Progetto Brasile AGESCI

Il Racconto di Eleonora - 2006

Nel tragitto dall’aeroporto alla favela, i nostri sensi sono ancora intorpiditi dall’abituale mondo che ci ha visti crescere nell’emisfero opposto, ma uno per volta, lentamente, riprendono a funzionare e a stimolare i nostri pensieri. Scendendo dal pulmino sgangherato il nostro olfatto viene coinvolto da un misto di coriandolo, cumino e cetriolo, un aroma particolare, non esattamente gradevole. Ma ecco che con il passare delle ore il nostro naso viene a contatto con il profumo delicato dell’essenzialità, con la fragranza dell’ospitalità che ci ha accolto e si respira a pieni polmoni serenità, dimenticandosi della miscela iniziale.


Così accade al gusto, dopo un restio assaggio di latte caldo, riso e cocco nelle scuole elementari, il nostro palato si lascia subito rapire dal sapore genuino della preghiera delle Suore, che annaffia e accompagna la loro azione sempre rigogliosa, l’attenzione sempre viva. E con stupore scopriamo la bontà delle piccole cose, preparate con cura, quella cura che le rende grandi e le scrive con l’indelebile nei nostri ricordi.


L’udito viene stimolato in modo decisamente diverso: non cambia ciò che si sente, ma cambia l’orecchio di chi ascolta. La musica irrompe dalle finestre ad ogni ora, il brulichio della vita in strada oltrepassa muri e porte dall’alba a notte fonda, sembrando disturbare il nostro riposo, ma se dal semplice udire si passa al profondo ascoltare tutto rientra in un enorme concerto armonioso, che ci ricorda come in ogni istante sia splendido giocarsi in questa immensa partita.

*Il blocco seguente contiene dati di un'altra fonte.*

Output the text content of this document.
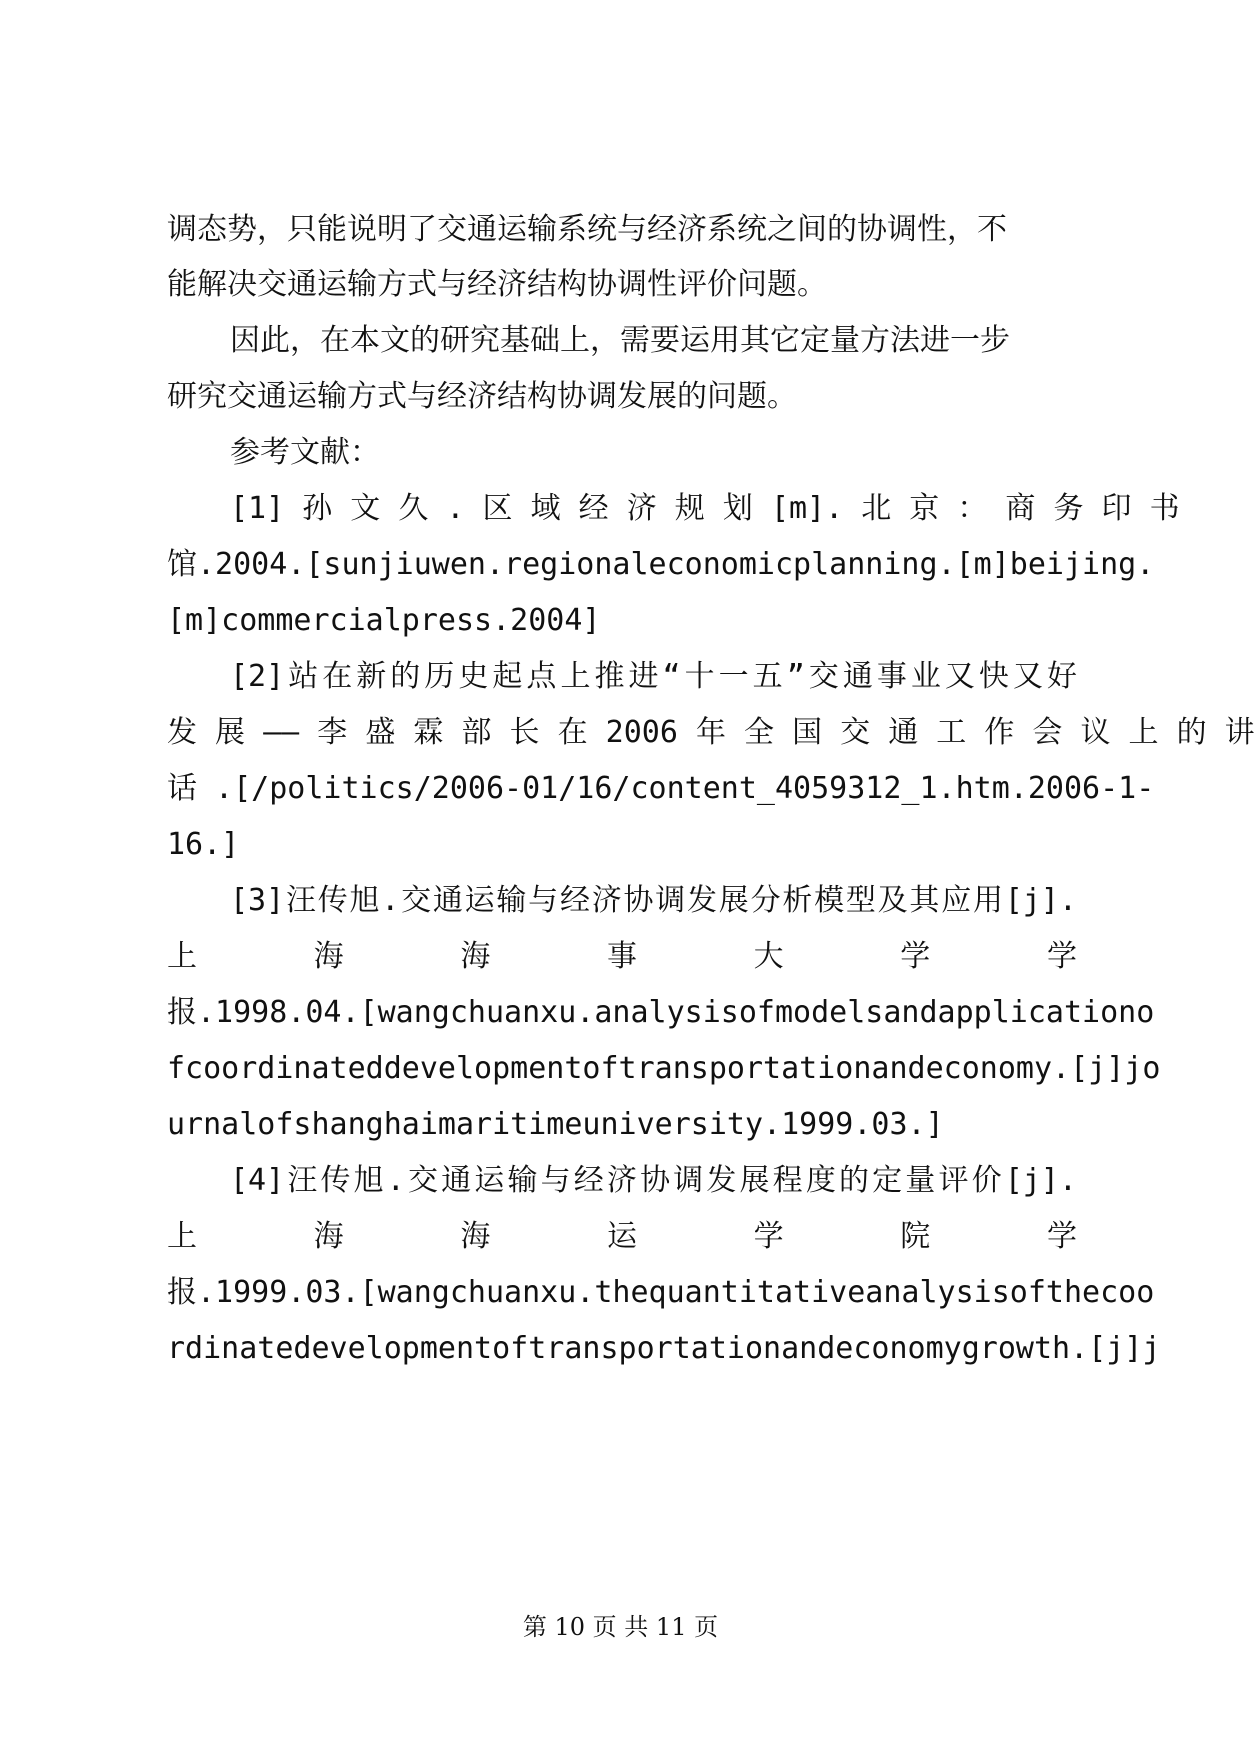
调态势，只能说明了交通运输系统与经济系统之间的协调性，不
能解决交通运输方式与经济结构协调性评价问题。
因此，在本文的研究基础上，需要运用其它定量方法进一步
研究交通运输方式与经济结构协调发展的问题。
参考文献：
[1] 孙 文 久 . 区 域 经 济 规 划 [m]. 北 京 ： 商 务 印 书
馆.2004.[sunjiuwen.regionaleconomicplanning.[m]beijing.
[m]commercialpress.2004]
[2]站在新的历史起点上推进“十一五”交通事业又快又好
发 展 —— 李 盛 霖 部 长 在 2006 年 全 国 交 通 工 作 会 议 上 的 讲
话 .[/politics/2006-01/16/content_4059312_1.htm.2006-1-
16.]
[3]汪传旭.交通运输与经济协调发展分析模型及其应用[j].
上	海	海	事	大	学	学
报.1998.04.[wangchuanxu.analysisofmodelsandapplicationo
fcoordinateddevelopmentoftransportationandeconomy.[j]jo
urnalofshanghaimaritimeuniversity.1999.03.]
[4]汪传旭.交通运输与经济协调发展程度的定量评价[j].
上	海	海	运	学	院	学
报.1999.03.[wangchuanxu.thequantitativeanalysisofthecoo
rdinatedevelopmentoftransportationandeconomygrowth.[j]j
第 10 页 共 11 页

Parlavamo di partita...i primi colpi a pallone un po’ imbarazzati insieme ai ragazzini e le strette di mano vigorose delle educatrici non possono non riattivare il nostro senso del tatto, fino a renderlo contatto! Contatto con i bambini e i ragazzi, con le loro carezze, contatto con i grandi, con i loro progetti e le loro speranze, contatto con la comunità, tutta, unita in un abbraccio di pace, per sgomitolare quel filo di violenza che si arruffa tra i vicoli e le baracche, per renderlo un filo di seta preziosa, che fa da cornice al disegno di Dio.

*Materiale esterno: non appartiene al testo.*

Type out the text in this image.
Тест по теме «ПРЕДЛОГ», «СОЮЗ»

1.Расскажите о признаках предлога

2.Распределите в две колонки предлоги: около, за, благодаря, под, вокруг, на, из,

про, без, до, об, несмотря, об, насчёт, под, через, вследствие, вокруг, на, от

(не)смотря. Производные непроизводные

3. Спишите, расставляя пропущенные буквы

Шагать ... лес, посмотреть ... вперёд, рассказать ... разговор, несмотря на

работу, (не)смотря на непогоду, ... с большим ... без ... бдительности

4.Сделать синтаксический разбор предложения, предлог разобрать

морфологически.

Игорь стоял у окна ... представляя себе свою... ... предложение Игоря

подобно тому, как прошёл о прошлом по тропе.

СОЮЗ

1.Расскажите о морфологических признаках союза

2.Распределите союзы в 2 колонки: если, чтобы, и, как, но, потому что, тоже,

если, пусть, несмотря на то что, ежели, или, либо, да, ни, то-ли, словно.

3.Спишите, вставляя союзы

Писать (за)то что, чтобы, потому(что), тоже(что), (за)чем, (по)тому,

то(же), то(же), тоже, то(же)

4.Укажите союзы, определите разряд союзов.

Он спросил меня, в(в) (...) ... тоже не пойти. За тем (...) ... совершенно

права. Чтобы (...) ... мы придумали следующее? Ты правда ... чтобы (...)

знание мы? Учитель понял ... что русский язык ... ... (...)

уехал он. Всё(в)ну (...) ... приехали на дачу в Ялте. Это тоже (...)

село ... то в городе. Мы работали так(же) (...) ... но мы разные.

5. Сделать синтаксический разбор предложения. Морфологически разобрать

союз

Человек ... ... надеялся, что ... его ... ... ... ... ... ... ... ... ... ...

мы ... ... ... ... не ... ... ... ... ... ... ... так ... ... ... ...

Ed è proprio dopo aver assimilato l’aroma dell’impegno e della dedizione, la squisitezza della solidarietà gratuita pur in condizioni di estrema povertà, il ritmo e l’armonia dei canti e delle parole, la vicinanza dei sentimenti, ecco è proprio dopo tutto ciò che la nostra vista ha imparato ad andare oltre, a osservare in profondità la gente, per coglierne le singole persone, a vedere con il cuore ciò che prima sarebbe forse stato a priori scartato dai nostri sensi.


Quando incrociando gli occhi dell’altro non si passa avanti, ma si tagliano le distanze e ci si lascia avvolgere da una realtà grande, molto più grande di noi, come la gioia di vivere, di esserci e di partecipare, ecco, è allora che si è chiamati a testimoniare tutto questo, apprezzando la propria realtà quotidiana con naso, gusto, orecchie, mani e soprattutto occhi...diversi...è come scoprire di essere dotati di un sesto senso, che accomuna l’intera umanità allo stesso modo, ma purtroppo poco valorizzato...quello della vocazione alla felicità!